Back in the sanctuary of his rooms he sat shakily in the armchair beside the fire and called Albus Dumbledore. The debriefing was mercifully short, since there was little to report, despite his absence of more than three weeks. As soon as it was over, he went to bed, with a supply of healing potion on his bedside cabinet, and a draught of Dreamless Sleep potion, just in case.

One and a half days later, the nausea was gone and the tremors no longer wracked his body, although his hands still shook uncontrollably every time he began to dwell on what he had been forced to witness in Voldemort's lair. The Headmaster had suggested he try to be present at breakfast that morning, and although he had no desire for company, he acquiesced. Regular attendance at mealtimes in the Great Hall was expected of him. It was his duty, and he took pride in fulfilling his obligations where Dumbledore was concerned.

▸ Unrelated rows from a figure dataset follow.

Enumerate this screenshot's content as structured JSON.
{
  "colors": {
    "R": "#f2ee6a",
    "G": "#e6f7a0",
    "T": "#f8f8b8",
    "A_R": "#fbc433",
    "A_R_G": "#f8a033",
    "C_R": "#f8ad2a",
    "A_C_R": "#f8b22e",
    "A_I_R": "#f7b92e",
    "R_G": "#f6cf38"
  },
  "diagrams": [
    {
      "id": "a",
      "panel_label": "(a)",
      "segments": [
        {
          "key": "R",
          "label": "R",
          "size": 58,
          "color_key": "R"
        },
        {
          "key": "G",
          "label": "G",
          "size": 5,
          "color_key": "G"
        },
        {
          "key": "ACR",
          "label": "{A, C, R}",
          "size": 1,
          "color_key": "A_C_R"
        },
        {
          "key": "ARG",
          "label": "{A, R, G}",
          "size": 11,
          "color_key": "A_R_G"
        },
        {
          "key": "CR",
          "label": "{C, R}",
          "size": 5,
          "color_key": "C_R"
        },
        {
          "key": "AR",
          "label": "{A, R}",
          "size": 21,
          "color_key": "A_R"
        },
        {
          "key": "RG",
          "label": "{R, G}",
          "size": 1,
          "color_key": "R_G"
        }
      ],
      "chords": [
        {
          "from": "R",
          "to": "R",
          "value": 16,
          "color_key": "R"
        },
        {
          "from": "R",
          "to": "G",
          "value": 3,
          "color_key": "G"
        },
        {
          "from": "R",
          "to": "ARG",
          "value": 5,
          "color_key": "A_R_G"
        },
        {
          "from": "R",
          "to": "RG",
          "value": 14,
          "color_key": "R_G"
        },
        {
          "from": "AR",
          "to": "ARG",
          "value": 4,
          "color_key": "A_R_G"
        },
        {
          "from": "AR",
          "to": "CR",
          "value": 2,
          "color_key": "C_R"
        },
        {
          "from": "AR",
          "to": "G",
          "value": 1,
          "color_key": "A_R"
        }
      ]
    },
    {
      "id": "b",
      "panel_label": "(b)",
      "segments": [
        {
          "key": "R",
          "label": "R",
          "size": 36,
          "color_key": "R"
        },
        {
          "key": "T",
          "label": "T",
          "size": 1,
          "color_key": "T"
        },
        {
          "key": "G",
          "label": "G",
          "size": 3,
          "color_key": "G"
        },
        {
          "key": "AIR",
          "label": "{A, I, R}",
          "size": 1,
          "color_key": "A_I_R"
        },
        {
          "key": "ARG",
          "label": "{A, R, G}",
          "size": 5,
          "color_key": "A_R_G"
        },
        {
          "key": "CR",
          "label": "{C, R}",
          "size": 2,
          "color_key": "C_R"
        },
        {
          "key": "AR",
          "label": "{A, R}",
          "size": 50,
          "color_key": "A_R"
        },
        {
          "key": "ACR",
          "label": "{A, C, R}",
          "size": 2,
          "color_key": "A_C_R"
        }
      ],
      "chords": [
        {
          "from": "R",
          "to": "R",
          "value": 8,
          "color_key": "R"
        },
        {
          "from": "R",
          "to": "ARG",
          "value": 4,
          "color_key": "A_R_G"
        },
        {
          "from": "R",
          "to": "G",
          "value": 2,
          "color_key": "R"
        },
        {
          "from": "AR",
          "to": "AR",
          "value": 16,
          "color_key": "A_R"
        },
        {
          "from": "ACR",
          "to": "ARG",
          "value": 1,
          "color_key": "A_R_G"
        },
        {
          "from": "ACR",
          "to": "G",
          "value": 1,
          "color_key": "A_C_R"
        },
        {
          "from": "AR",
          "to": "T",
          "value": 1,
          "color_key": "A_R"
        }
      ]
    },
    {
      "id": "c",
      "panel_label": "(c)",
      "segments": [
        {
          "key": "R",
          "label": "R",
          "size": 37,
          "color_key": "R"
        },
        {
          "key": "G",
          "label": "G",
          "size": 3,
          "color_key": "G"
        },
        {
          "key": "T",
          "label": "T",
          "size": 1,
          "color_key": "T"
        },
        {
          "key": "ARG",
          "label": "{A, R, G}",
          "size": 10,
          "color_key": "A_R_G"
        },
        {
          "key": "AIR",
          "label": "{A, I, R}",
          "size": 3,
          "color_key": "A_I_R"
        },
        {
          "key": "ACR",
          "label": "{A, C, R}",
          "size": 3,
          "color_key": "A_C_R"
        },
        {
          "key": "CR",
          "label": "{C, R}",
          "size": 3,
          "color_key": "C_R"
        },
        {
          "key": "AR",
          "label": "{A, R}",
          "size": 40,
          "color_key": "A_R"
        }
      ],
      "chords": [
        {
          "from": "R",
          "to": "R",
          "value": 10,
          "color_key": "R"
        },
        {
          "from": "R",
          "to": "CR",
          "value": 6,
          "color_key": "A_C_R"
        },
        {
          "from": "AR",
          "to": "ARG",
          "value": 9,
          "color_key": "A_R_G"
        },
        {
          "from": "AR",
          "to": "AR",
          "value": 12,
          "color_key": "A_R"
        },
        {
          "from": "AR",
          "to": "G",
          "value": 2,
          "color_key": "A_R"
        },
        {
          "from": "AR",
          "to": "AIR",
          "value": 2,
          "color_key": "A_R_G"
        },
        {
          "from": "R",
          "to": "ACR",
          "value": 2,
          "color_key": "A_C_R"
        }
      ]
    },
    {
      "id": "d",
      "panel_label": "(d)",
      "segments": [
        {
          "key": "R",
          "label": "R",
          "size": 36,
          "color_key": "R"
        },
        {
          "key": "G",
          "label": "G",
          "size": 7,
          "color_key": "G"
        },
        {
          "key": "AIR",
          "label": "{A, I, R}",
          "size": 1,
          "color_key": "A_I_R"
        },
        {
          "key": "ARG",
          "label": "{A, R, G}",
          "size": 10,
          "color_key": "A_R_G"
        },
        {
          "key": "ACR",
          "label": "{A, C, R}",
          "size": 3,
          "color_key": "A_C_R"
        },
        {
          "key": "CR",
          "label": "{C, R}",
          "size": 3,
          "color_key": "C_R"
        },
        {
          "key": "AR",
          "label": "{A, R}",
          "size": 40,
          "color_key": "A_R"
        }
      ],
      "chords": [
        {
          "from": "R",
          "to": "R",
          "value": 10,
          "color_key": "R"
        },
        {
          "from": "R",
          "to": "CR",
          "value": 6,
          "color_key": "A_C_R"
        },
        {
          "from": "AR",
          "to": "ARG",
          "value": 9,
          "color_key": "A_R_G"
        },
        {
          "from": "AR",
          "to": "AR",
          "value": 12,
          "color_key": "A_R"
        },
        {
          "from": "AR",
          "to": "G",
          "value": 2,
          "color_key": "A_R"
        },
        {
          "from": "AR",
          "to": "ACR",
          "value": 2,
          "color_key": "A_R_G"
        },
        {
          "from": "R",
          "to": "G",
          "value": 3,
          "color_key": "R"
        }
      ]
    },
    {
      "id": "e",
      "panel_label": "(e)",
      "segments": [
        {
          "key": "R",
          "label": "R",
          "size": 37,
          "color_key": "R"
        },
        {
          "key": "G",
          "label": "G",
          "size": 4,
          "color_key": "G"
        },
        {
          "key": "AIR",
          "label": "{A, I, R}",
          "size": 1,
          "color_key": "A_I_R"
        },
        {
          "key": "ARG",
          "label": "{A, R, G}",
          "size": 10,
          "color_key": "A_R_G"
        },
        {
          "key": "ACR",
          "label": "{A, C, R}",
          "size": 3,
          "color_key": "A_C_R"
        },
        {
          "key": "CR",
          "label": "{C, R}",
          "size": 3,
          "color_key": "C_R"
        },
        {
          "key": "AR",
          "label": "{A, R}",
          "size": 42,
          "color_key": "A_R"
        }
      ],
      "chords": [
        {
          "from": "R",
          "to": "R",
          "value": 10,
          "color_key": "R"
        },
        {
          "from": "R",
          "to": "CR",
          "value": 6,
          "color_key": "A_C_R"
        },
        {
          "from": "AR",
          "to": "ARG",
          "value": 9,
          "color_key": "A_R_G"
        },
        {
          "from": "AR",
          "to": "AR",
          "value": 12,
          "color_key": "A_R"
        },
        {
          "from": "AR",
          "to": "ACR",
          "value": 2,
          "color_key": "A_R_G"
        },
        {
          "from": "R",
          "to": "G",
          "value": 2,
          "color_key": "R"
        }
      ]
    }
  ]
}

Snorting bitterly as he shrugged on his black frock coat and began to fasten its long line of buttons, he rued the contradictory nature of his self-made moral code, and wondered not for the first time whether the end truly did justify the means. He still had no answer, and doubted he ever would, so in the mean time, all that he could do was carry on, try to atone for the sins of his youth, and try to redress the balance.

Even though each enforced visit to the Dark Lord's lair caused him more and more stress, he could still do his duty. He had no weak spots. And then he saw Ella for the first time, and suddenly his life became so much more difficult. Now, he had an Achilles heel.